Woid is an extremely customizable high-performance type-erasure header-only library. It provides containers like std::any, std::function and tools for non-intrusive polymorphism.
Key features:
- Performance
- Value semantics
- Move-only type support
- Duck typing
- Extreme customizability
In my current benchmarks it outperforms std::any, std::function, inheritance-based polymorphism and some well-known libraries like function2, boost::te and microsoft/proxy.
I want to make sure the comparison is fair, therefore, your advice on how to better tune the existing libraries is rather welcome.
struct Square {
double side;
double area() const { return side * side; }
};
struct Shape : woid::InterfaceBuilder
::Fun<"area", [](const auto& obj) -> double { return obj.area(); } >
::Build {
auto area() const { return call<"area">(); }
};
auto a = Shape{Square{1.5}}.area();
And of course I'm here to answer your questions.In my experience the typical implementations of std::function are slow-ish during construction/copying but calling an existing object is okay.

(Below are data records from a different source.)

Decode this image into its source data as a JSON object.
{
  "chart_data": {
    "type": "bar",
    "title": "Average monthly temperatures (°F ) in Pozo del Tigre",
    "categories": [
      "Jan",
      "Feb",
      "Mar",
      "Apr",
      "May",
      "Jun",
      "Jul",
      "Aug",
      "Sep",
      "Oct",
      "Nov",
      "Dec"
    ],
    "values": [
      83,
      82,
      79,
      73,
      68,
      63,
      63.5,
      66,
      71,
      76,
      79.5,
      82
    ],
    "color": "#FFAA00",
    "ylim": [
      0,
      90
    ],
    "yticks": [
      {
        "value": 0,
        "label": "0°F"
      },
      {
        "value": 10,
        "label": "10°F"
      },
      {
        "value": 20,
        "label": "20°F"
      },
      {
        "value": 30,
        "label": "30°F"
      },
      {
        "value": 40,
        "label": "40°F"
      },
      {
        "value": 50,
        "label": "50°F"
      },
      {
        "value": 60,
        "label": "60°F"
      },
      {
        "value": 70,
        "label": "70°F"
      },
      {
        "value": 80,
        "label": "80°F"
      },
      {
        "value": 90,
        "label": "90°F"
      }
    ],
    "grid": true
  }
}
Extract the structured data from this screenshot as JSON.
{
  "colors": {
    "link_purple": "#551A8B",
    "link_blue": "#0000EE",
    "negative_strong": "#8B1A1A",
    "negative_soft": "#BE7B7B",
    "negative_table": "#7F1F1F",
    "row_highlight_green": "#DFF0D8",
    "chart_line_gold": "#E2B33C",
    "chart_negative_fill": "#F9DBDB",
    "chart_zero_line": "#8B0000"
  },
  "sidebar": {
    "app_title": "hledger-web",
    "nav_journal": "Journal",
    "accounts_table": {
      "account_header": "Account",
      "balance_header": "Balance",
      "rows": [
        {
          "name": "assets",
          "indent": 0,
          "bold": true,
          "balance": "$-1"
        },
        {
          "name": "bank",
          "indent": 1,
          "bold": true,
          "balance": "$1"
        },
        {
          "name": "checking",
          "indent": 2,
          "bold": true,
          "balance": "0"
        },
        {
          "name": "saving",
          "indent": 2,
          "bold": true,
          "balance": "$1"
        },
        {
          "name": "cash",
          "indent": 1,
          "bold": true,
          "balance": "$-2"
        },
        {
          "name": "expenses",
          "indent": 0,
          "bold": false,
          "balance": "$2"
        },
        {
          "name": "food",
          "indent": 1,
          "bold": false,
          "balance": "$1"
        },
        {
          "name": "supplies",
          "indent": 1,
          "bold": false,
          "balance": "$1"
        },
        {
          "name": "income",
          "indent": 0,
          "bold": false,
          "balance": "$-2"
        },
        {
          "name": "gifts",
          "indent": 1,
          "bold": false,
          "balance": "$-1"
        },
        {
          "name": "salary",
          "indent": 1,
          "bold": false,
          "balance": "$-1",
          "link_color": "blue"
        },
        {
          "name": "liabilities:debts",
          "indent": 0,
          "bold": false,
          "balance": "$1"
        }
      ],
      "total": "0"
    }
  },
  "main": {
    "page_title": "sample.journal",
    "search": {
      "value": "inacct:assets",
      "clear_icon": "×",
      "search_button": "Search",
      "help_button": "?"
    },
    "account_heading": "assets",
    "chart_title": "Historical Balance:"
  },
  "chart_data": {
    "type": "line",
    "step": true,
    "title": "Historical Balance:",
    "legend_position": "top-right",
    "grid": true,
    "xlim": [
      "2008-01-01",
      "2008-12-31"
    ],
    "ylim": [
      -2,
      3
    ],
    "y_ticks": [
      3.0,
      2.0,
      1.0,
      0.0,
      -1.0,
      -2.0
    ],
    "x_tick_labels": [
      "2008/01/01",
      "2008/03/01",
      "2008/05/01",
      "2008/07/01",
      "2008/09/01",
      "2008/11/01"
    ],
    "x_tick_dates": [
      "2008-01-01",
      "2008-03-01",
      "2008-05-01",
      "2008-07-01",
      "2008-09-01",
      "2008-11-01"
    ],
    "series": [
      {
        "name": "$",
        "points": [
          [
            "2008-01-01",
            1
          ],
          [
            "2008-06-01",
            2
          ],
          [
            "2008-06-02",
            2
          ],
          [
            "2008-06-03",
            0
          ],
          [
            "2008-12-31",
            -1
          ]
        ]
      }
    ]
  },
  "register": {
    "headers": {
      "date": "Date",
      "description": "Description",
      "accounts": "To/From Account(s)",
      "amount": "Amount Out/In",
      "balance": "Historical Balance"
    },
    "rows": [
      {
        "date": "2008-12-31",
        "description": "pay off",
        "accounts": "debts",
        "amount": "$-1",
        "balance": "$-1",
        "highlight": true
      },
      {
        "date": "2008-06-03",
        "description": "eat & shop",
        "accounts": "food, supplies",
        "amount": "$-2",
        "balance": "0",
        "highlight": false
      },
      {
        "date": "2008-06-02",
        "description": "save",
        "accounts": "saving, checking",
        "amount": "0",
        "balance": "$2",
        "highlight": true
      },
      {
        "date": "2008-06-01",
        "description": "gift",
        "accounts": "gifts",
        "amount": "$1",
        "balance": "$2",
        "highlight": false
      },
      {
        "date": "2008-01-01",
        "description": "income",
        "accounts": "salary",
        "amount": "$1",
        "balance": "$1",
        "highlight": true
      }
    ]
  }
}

Have you compared just the performance of calling type erased functions? Is there still a difference due to cache locality?
Here I wrap std::less<int> into different wrappers (and of them manage to do SBO) and feed it into std::sort. Unless std::sort does a ton of copies, this is predominantly down to function invocation, not instantiation/lifetime management.
There Woid is up to about 60% faster than std::function if it leverages the triviality of std::less<int>. The advantage goes to 30% if don't optimize for trivial types. And either of the wrappers considered are much slower than just using the lambda directly (see the Id "wrapper") as the type-erased wrappers inhibit inlining.